# How important PH for grow of the plants ?



## ppaskova (Apr 27, 2010)

How important PH for grow of the plants. One of my friends telling me that higher is PH the plants grow slower and fish is not that happy. My PH is 7-7.5, closer to 7.3. His PH is around 6.5 and his java moss is going crazy (mine just sitting there not growing). And if lower PH is better, how to lower it and keep low ?


----------



## xriddler (Feb 16, 2012)

My ph is 7.6 and my plants are growing just fine i am even able to grow pheonix moss. even though it grows slower because i have low light but it is able to sustain its growth. my java moss is the same in my tank. from what i can tell java moss grows even in a bucket as i have some sitting in my bucket for 2 weeks and still looking good lol. 

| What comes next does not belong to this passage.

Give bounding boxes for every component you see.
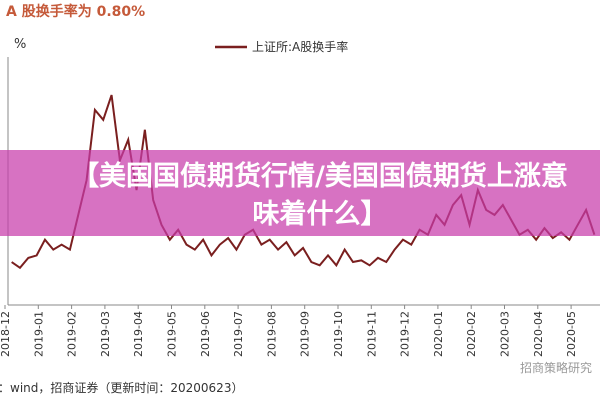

You cant compare your tank to your friends there's too many different variables in play.


----------



## ppaskova (Apr 27, 2010)

Thanks again. What do you think about PH stabilization tabs like PH down or Right PH (to PH 7.0) ?


----------



## pyrrolin (Jan 11, 2012)

If his ph is 6.5, I am betting they are using c02 which helps plants and lowers ph as a side effect.

Your ph is fine


----------



## Darkblade48 (Jan 28, 2008)

ppaskova said:


> Thanks again. What do you think about PH stabilization tabs like PH down or Right PH (to PH 7.0) ?


I think your pH is also fine. I grow plants fine in Toronto tap water (low light).

If you want to lower your pH, as mentioned, the best way is to use CO2. I would advise against using chemicals to lower the pH, as they will increase your TDS, and will most likely lead to a bouncing pH value (which can be harmful to livestock).


----------



## Fishfur (Mar 4, 2012)

I've had java moss, among others, in most of my tanks, including a pair of 2.5 G ones for quite awhile now. It's ordinary tap water, nothing added but Prime, and not a lot of light, and it grows just fine. Not very fast, but it grows, for sure. 

If fed and given more light, it grows faster, but the pH does not seem to affect it at all. It's not a very fussy plant, being able to adapt to a wide variety of conditions, even brackish water if you acclimate it slowly.


----------